Notice how he contrasts the two positions. The responsible media wants to tell you about carnage. Those right-wingers want to tell you about a softball game. What about a story about Marines successfully fighting insurgents or about Iraqis voting in local elections or the large variety of newspapers that are now available in Baghdad. You know, something that places the carnage in context: who’s winning the battles and what are we fighting for. But the committed truth-tellers in the MSM decided long ago that it’s a quagmire, so that’s what the story we’re getting.
Now, both stories may well be integral to the news. If so, both should be told. The problem arises when the pressure to tell the softball story comes not from a principled desire to deliver a factual account that is broadly emblematic of significant happenings in Iraq, but from a gutless attempt to buy off a hostile and suspicious fragment of the audience base.
Of course, only the news media has the expertise to decide which is which.
News then becomes a negotiation - not a negotiation among discordant pictures of reality, as it always is, but an abject negotiation with a loud and bullying sliver of the audience. News of great significance becomes not an honest attempt to reflect genuinely contradictory realities, but a daily bargaining session with an increasingly factionalized public, a corrupted process in which elements of the news become offerings - payments really - in a kind of intellectual extortion.

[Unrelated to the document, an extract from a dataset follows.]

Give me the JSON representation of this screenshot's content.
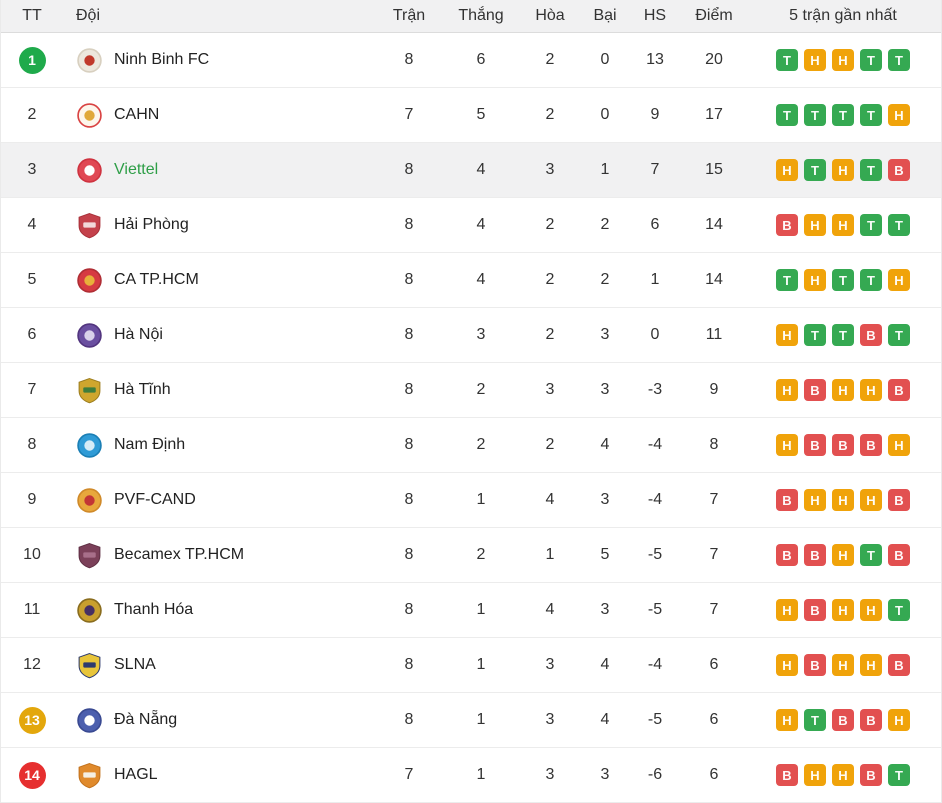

The performance of this country's finest news organizations in the run-up to the Iraq invasion of March 2003 will be remembered as a disgrace. To be sure, it was an angry, fearful time, when independent-minded reporting might not have been heard above the drumbeats of patriotism and war. But it's hard to read the hand-wringing confessionals from news organizations that now realize that they got the prewar story wrong without concluding that the real problem was they were afraid to tell the truth.
Some detail here might be nice. I do remember stories screaming quagmire and promising endless street to street fighting in Baghdad. If Mr. Wasserman is referring to the failure so far to find large stockpiles of weapons of mass destruction, I’m surprised to learn that the media knew ahead of time that the stockpiles weren’t there, when intelligence services in the US, UK, France, Russia, and others were so sure they were.
Resisting undue outside influence is part of what news professionals do. But it's hard enough to get the story right, without holding it hostage to an open-ended negotiation with zealots who believe they already know what the story is.
The problem here is that the barbarians may be inside the gates. Read Powerline’s continuing saga of the boos that weren’t (Here and here. Someone at AP seems to have decided what the story should be and wrote that thousands booed President Bush’s announcement of former President Clinton’s illness, when there were, in fact, no boos, something AP later admitted. Of course, by that time, the lie was half way ‘round the globe and truth didn’t stand a chance. I’d still like an explanation from AP as to how this happened; so would the guys at Powerline. Sowould a lot of the people who were at the rally. But according to Mr. Wasserman, telling the truth is a hard job that should be left to the professionals.
Of course, what Mr. Wasserman is attempting to do what Al Gore wanted to do with his “digital brownshirts” speech and that is to mark any criticism of the news media out of bounds, to shame any journalist who might be re-considering the group-think of his profession. Journalists assert their right to question and probe any other profession, but they should be above scrutiny, because they're committed truth-tellers. Just shut up and watch the news.